La Fiorentina entre deux eaux
Après trois ans de bonheur, le club florentin fait aujourd'hui sa crise de croissance. Et se pose la question suivante : mourir avec ses idées, ça vaut le coup ou pas ? Début de réponse ce week-end.
Mais où est passée la Fiorentina ? Un si joli petit club, qui promettait tellement, avec ses joueurs gentils, son président sportif, son entraîneur humaniste, ses supporters plus éduqués que les autres. Bel esprit, belle ville, beau jeu. On leur promettait une montée en puissance régulière, des trophées à tire larigot et même, possiblement, un scudetto dès cette année. Mais la saison est bien avancée, et on sait déjà qu’il n’en sera rien : éliminé de la Coupe d’Italie, sorti de la Champion’s League dès les phases de poule, piteusement dégagé de l’UEFA en seizièmes de finale par un Ajax d’Amsterdam pourtant plutôt rance, le club phare de la Toscane émarge actuellement à la quatrième place du championnat italien, et tout le monde sait qu’ils n’iront pas tellement plus haut. Pas assez costauds, tout simplement.

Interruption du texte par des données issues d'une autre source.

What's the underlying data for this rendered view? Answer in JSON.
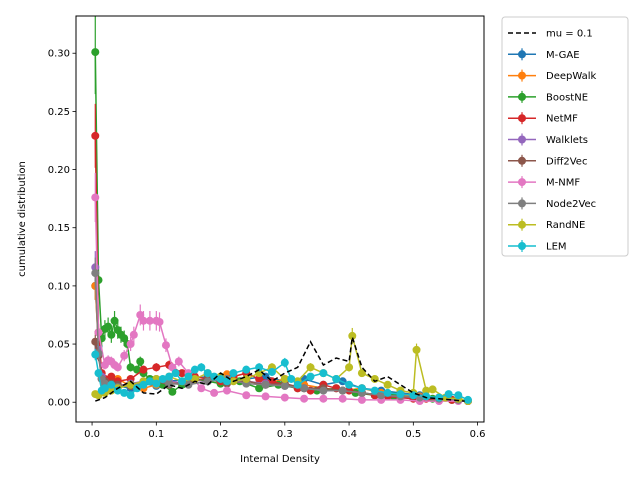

Un surplace suffisant pour que la belle mécanique se grippe d’un coup. Donadel, son milieu de terrain, l’a lucidement expliqué à la Gazzetta dello sport: « Ces derniers jours le mister était un peu nerveux, car son équipe n’arrive pas à exprimer le football qu’il souhaiterait » . Nerveux, Prandelli ? On le dirait, effectivement. Depuis quelques semaines, la frustration s’est emparée de Florence, et ce n’est pas du goût du coach des Viola, pourtant considéré comme un demi-Dieu par toute la ville depuis maintenant quatre ans. A tel point qu’en conférence de presse, l’entraîneur, d’habitude si pondéré et positif, a laissé poindre comme un genre d’agacement. « Nous avons le budget pour jouer la cinquième ou la sixième place et nous sommes quatrième. C’est bien, d’ailleurs nous sommes pris en exemple partout en Europe, et pourtant à Florence nous sommes critiqués. Ici, il y a une tendance à l’autodestruction qui ne me plaît pas. L’attente des gens est déconnectée de la réalité. Aujourd’hui, mon moral est bas, et à la fin de saison, je réévaluerai le projet, plus que jamais » . Ouch.
Prandelli partant, c’est une perspective qui semble effrayer le club. Pour couper court à toute critique et rassurer le mister, le club a d’ailleurs publié des statistiques pour fermer la bouche de tout le monde : avec 76 victoires, 31 matches nuls et 33 défaites, le bilan de Cesare Prandelli à la tête de la Fiorentina est le meilleur de l’histoire du club. Sa moyenne de points par match est de 1,85, contre 1,76 et 1.54 aux mythiques Fulvio Bernardini et Luigi Ferrero. Assez pour convaincre les associations de supporters. « Cela m’énerve de voir que la presse locale fait tout pour que Prandelli s’en aille, alors qu’il fait un très bon travail » , explique Stefano Sartoni, président du viola club Collettivo, l’un des principaux groupes de supporters.
Et si, finalement, la Fiorentina était en train de devenir l’Arsenal italien? Et si prendre des jeunes, les faire jouer à terre et privilégier l’esthétique était voué à systématiquement s’écraser contre le mur de la compétition ? Et si la Fiorentina était à son maximum ? Aujourd’hui, le club toscan traverse une crise de croissance : soit il se contente de la victoire du cœur, soit il change. En attendant, le cirque Palermitain du cinglé président Zamparini est en ville ce dimanche après-midi. Et lui, le beau, il s’en fout.